5.2.14

TOPS reform must address both standards and cost

Another calendar year, another attempt to reform Louisiana’s Taylor Opportunity Program for Students comes to the Legislature. It’s actually a retread of failed previous legislation by state Sen. Blade Morrish, and it continues to make incomplete progress towards the real solution needed to both contains costs and to make the free tuition program work more efficiently so that the state’s higher education system works more effectively.



Morrish’s SB 34, similar to last year’s SB 83, which would cap tuition paid by TOPS by an inflation index for higher education. Currently, it pays the tuition charged at a state school if attending that, and for any other school pays a weighted average of all state school rates, adjusted every two years. This is in response to escalating program costs, thought to total $235 million for this fiscal year, in large part driven by tuition increases now allowed without legislative oversight if schools hit performance benchmarks that mostly have replaced the taxpayer dollars that previously funded higher education.



While it’s a start, the bill does not address the real issues behind the program that now costs nearly a penny on every dollar spent by the state, because it adopts the confused idea behind the program. What started as a need-based enterprise in name was made into a scholarship program, but never has operated as a scholarship program because its standards – basically the same as admissions criteria to get into most baccalaureate-and-above public universities in the state – are relatively so low. It’s more like a promise that if one can get into directly from high school that kind of college, tuition is free, making it really an entitlement more than anything else as its merit standards are undemanding. For that reason, about 70 percent of first-time, full-time freshmen entering in a fall semester end up qualifying.

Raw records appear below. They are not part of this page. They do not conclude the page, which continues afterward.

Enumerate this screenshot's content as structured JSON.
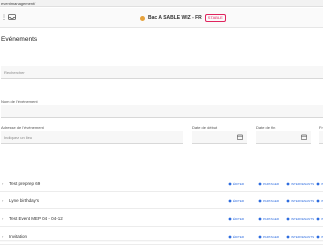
{
  "browser": {
    "url_fragment": "eventmanagement/"
  },
  "header": {
    "store_name": "Bac A SABLE WIZ - FR",
    "env_badge": "STABLE",
    "env_color": "#e0245e"
  },
  "page": {
    "title": "Evénements"
  },
  "search": {
    "placeholder": "Rechercher"
  },
  "form": {
    "event_name_label": "Nom de l'événement",
    "address_label": "Adresse de l'événement",
    "address_placeholder": "Indiquez un lieu",
    "start_date_label": "Date de début",
    "end_date_label": "Date de fin",
    "extra_label": "Fr"
  },
  "actions": {
    "edit": "Éditer",
    "share": "Partager",
    "attendees": "Intervenants",
    "more": "In"
  },
  "events": [
    {
      "name": "Test preprep 69"
    },
    {
      "name": "Lyne birthday's"
    },
    {
      "name": "Test Event MEP 04 - 04-12"
    },
    {
      "name": "Invitation"
    }
  ],
  "icons": {
    "menu": "hamburger-menu-icon",
    "inbox": "inbox-icon",
    "calendar": "calendar-icon",
    "chevron": "chevron-right-icon"
  },
  "colors": {
    "accent": "#2d6cdf",
    "store_dot": "#e6a23c"
  }
}
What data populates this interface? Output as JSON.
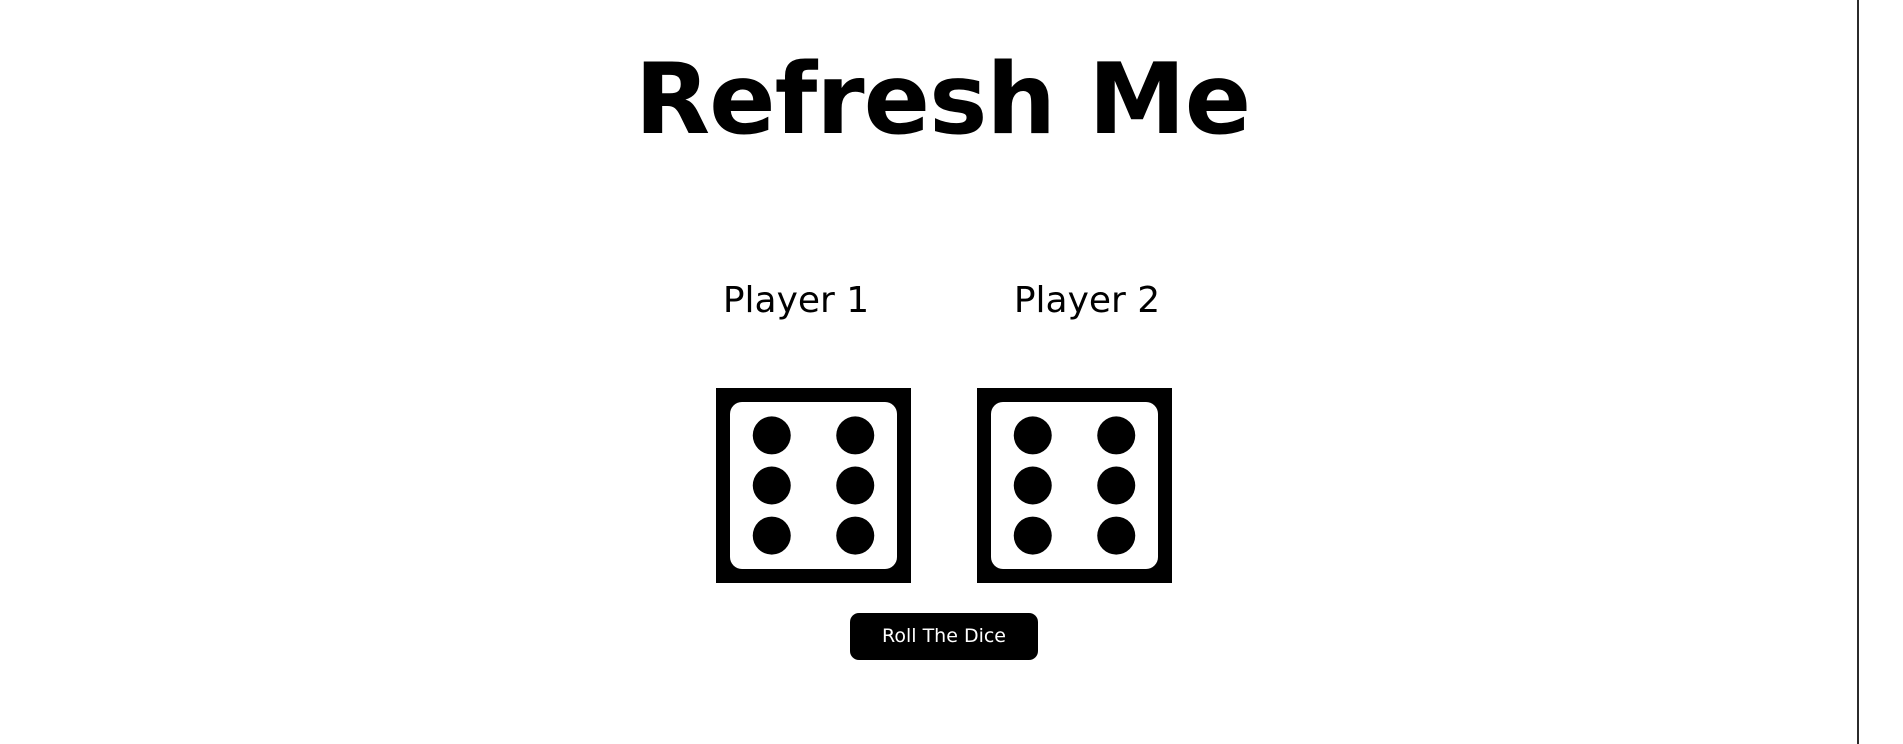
{
  "title": "Refresh Me",
  "players": [
    {
      "label": "Player 1",
      "die_value": 6
    },
    {
      "label": "Player 2",
      "die_value": 6
    }
  ],
  "roll_button_label": "Roll The Dice",
  "colors": {
    "background": "#ffffff",
    "text": "#000000",
    "die": "#000000",
    "button_bg": "#000000",
    "button_text": "#ffffff"
  },
  "icons": {
    "die": "die-six-icon"
  }
}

As such, proposals like Morrish’s are cost containment measures that address only how much money gets spent, but ignores how well it gets spent. Any crisis in total money spent supporting the program is not really a function of burgeoning tuition, but that the base is counterproductively inflated. That is, too many marginal students for reasons of academics and commitment are allowed into the program by having minimal qualification standards. This is why more than a third of all recipients have their awards canceled at some point in their post-secondary educational careers, as likely the majority of these were marginally qualified students and/or students whose commitment to higher education was such that the only reason they attempted it was because they could do so at very low cost (the basic TOPS awards does not provide money that could cover fees, books, and living expenses if needed).

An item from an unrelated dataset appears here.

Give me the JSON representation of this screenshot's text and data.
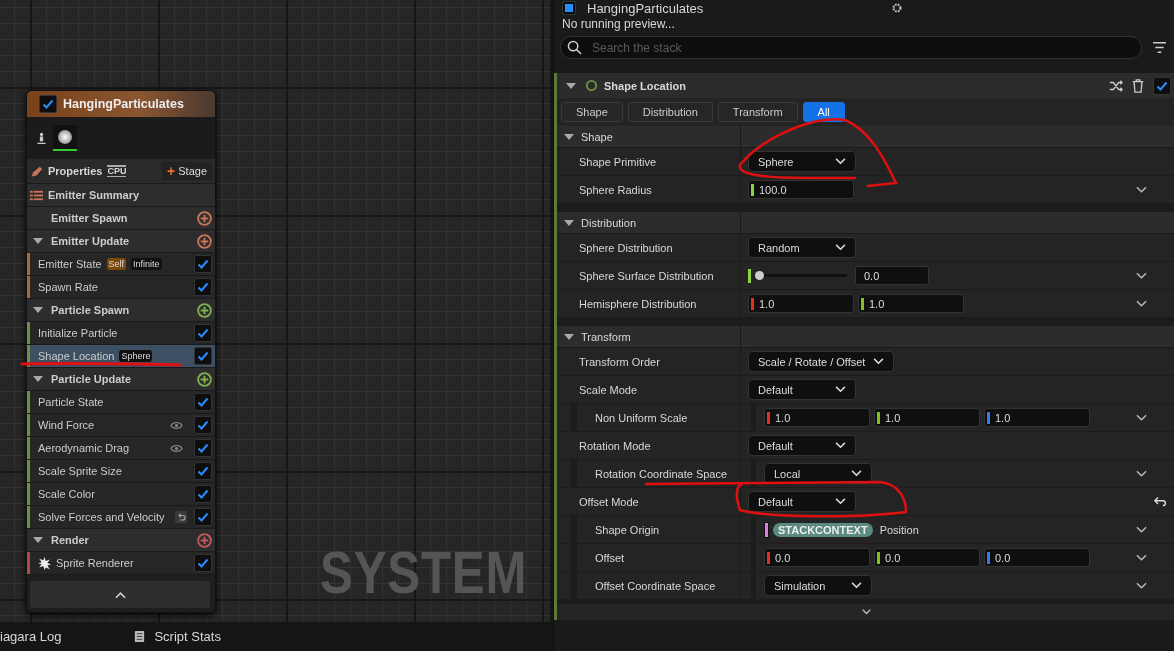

By funding these kinds of students, it wastes resources because many of the defaulters do not graduate and the state has no legal means of recovering this money (although attempts have been made to turn TOPS into a loan forgiveness program to enable collection efforts). Properly understood, then this means that part of the program cost that concerns legislators comes from funding wasteful activities, an inefficient resources use that would be cut significantly if standards were increased.



The best strategy here would be to provide a free tuition ride to anybody who scored at a certain level on the American College Test and class graduation rank comparable to top out-of-state institutions (for example, at Texas A&M a student must get a 30 on the American College Test and a minimum of 27 on each section and be in the top quarter of class; contrast this with LSUBR’s standard, which for most entries is a 22 composite), and then graduate awards downwards as credentials decline. Thus, a student who hits the bare minimum now might receive an award equal to the school that charges the lowest tuition in the state, one with minimal qualifications to get into LSUBR might get 50 percent of its rate, and so on.



This regime brings the advantage of better matching student ability to school, motivating students to perform better in high school to earn more of their tuition thus improving eventual outcomes, and discouraging marginally-motivated students from wasting theirs and taxpayers’ time and resources (where this level could increase over time, leaving the door open for future studies with a blank slate). Hard-working students who don’t meet these standards but who do meet admissions standards somewhere still have plenty of financing options, such as generous lending from the federal government, generous need-based funding from the federal government and even some from the state, and other kinds of scholarship aid from schools and other sources.



Combined with an inflation-adjusted bill, this would work. Schools might resist the idea since it would reduce enrollments, but at the same time the financial retrenchment might be minimal as it would allow them to reduce costs and plan better for more efficient resource use with the number of students who flunk out at term’s end or who drop out in the middle of a term smaller, and it would improve their overall retention and graduation rates. However, they should not have the luxury of thinking of TOPS as a cash cow from the taxpayer, but instead as a mechanism to attract truly meritorious students to their classrooms. Legislators also might be wary, for too many see it as an extension of the populist state giving yet another benefit away, which in turns attracts votes – a mindset that long needed has to go to give Louisiana a high-performing, right-sized government.



Alone as it stands, the bill merely reduces state costs to an entitlement program that has marginal incentives for achievement and excludes only the least capable and interested. Add in graduated awards that make it a true scholarship program, and costs will go down further and probably overall produce better outcomes. Only in that form does this kind of legislation deserve passage.

1 comment:

  1. Anonymous6:36 AM


    Why not a "loan forgiveness" program? It would certainly create more incentive to do well.